N’allons pas vite en besogne, mais vu les valeurs que ce sport véhicule, ainsi que les populations que nous avons en commun, c’est une perspective envisageable bien sûr avec l’accord et l’aide de nos autorités. Au Niger, je suis certain que notre ministre, le Colonel-major Abdourahamane Amadou, par son enthousiasme et sa haute estime de la culture, en tant que maillon essentiel, du socle de souveraineté que représente ce bloc AES ne ménagera aucun effort pour que cet objectif, se réalise. D’ailleurs, vous m’offrez l’occasion de saisir cette opportunité pour saluer l’implication totale du ministre Abdourahamane Amadou qui a accepté d’effectuer le déplacement pour présider les cérémonies d’ouverture et de clôture.

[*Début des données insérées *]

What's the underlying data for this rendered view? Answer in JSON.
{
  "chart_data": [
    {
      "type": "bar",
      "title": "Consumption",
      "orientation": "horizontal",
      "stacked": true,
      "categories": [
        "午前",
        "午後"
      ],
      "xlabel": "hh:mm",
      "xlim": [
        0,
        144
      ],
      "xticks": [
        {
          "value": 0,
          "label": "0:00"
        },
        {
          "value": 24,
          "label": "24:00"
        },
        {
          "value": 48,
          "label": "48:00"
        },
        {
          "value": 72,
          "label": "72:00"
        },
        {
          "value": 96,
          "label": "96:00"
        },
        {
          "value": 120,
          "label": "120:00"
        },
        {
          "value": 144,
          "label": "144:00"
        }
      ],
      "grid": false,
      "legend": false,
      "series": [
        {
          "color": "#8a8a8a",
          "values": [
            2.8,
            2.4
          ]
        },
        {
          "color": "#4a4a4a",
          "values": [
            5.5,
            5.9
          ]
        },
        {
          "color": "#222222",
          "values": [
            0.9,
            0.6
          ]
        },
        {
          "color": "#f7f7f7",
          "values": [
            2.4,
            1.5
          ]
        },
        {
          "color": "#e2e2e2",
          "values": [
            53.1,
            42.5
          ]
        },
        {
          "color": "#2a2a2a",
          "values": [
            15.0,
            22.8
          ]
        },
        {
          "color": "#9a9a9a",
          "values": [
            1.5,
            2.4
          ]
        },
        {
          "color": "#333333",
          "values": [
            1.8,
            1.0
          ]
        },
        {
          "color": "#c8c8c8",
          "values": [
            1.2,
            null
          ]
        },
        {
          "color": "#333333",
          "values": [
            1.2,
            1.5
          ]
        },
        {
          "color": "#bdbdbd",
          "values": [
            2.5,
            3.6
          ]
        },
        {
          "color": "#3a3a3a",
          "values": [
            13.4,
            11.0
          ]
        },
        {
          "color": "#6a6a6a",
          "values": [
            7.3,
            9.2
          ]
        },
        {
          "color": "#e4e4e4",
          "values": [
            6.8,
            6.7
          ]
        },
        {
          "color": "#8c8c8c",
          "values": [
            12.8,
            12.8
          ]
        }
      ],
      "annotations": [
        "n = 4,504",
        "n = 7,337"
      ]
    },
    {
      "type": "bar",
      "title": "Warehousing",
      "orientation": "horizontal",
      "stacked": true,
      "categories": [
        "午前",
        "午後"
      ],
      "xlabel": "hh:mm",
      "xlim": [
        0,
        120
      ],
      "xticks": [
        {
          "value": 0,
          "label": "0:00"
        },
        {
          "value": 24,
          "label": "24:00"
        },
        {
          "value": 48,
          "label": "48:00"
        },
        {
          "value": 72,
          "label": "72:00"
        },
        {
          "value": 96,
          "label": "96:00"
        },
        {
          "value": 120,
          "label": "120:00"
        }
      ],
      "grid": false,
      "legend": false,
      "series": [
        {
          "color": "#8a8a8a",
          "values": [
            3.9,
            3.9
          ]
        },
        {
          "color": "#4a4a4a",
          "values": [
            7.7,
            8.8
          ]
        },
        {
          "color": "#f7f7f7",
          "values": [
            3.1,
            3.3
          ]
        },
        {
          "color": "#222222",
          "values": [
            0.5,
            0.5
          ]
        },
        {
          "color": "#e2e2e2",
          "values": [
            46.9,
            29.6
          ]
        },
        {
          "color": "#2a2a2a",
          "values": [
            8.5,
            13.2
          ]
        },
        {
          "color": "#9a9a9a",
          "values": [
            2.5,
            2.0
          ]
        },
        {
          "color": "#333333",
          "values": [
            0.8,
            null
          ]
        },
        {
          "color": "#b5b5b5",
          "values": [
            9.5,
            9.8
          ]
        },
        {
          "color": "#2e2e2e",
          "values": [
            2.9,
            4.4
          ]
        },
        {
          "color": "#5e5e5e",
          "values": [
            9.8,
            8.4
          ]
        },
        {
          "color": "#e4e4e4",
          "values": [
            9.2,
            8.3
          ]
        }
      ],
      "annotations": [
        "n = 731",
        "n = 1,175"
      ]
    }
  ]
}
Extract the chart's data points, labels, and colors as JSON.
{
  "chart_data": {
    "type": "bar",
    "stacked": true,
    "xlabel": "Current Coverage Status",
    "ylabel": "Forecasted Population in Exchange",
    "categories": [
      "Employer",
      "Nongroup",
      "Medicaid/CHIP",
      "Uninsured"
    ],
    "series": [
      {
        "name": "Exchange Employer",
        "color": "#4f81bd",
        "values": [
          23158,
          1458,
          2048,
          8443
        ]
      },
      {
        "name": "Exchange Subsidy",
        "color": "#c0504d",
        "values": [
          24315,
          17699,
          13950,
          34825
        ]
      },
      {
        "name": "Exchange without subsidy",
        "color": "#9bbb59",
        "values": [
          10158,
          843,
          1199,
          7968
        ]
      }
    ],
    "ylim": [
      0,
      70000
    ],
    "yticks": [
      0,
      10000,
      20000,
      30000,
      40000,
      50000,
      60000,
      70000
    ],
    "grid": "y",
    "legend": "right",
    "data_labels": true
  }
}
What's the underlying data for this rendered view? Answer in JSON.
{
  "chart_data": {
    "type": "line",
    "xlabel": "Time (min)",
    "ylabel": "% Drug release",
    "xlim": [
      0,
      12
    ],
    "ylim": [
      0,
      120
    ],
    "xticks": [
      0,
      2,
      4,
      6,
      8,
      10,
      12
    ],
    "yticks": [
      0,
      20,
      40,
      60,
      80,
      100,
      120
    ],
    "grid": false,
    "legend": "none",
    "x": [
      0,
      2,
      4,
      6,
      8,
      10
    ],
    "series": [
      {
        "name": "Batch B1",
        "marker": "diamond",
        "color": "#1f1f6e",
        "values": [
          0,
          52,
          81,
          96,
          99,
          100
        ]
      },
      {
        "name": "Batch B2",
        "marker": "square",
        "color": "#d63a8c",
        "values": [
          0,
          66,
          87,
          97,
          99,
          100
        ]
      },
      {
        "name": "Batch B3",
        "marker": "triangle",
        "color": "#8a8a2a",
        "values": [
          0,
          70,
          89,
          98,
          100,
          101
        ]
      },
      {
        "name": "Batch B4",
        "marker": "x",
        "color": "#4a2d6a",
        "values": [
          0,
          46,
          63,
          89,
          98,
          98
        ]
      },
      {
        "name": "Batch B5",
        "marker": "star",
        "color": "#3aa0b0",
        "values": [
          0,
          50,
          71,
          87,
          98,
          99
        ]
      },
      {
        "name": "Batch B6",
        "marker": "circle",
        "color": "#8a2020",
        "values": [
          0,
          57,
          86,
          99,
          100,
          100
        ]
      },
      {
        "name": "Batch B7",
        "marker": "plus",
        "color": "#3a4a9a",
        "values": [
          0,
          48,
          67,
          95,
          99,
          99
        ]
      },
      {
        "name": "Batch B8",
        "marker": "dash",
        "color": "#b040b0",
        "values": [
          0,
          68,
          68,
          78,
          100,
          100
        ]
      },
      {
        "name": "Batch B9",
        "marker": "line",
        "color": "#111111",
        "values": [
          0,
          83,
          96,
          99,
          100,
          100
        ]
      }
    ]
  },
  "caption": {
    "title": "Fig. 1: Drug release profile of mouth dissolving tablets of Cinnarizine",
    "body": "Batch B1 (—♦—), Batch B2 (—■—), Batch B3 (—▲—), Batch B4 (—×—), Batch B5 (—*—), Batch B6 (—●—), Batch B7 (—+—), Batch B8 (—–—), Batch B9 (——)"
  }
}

Le ministre Ousmane Elhadji Ibrahim a décidé d’entreprendre une opération spéciale de vaccination et de déparasitage du troupeau. C’est ainsi qu’outre les vaccins, des produits et des vivres seront fournis gratuitement par l’Etat. Par conséquent, les perspectives pour la troisième édition sont prometteuses. Nous avons déjà enregistré des participations au plan international. S’agissant du plan national, la liste est aussi longue. Il y aura la présence de la HACP, Programme Palu, PRAPS, AICS, Agence NITA, Rimbo, STM, Zeyna, Tana voyages, NDE, etc. A ce stade, nous attendons plusieurs annonces, dont celle de la ministre de l’Artisanat et du Tourisme, Mme Guichen Agaichata Atta, de la Sonidep, de la Nigelec, de la Sonichar, etc.
Pour toutes ces raisons, nous pouvons dire que cette manifestation sera une pleine réussite au vu de l’enthousiasme suscité par les populations de Tamaské et du soutien ferme des hautes autorités, particulièrement du Premier Ministre, Ali Mahaman Lamine Zeine, ce qui représente un pas supplémentaire pour le raffermissement de la cohésion de notre nation.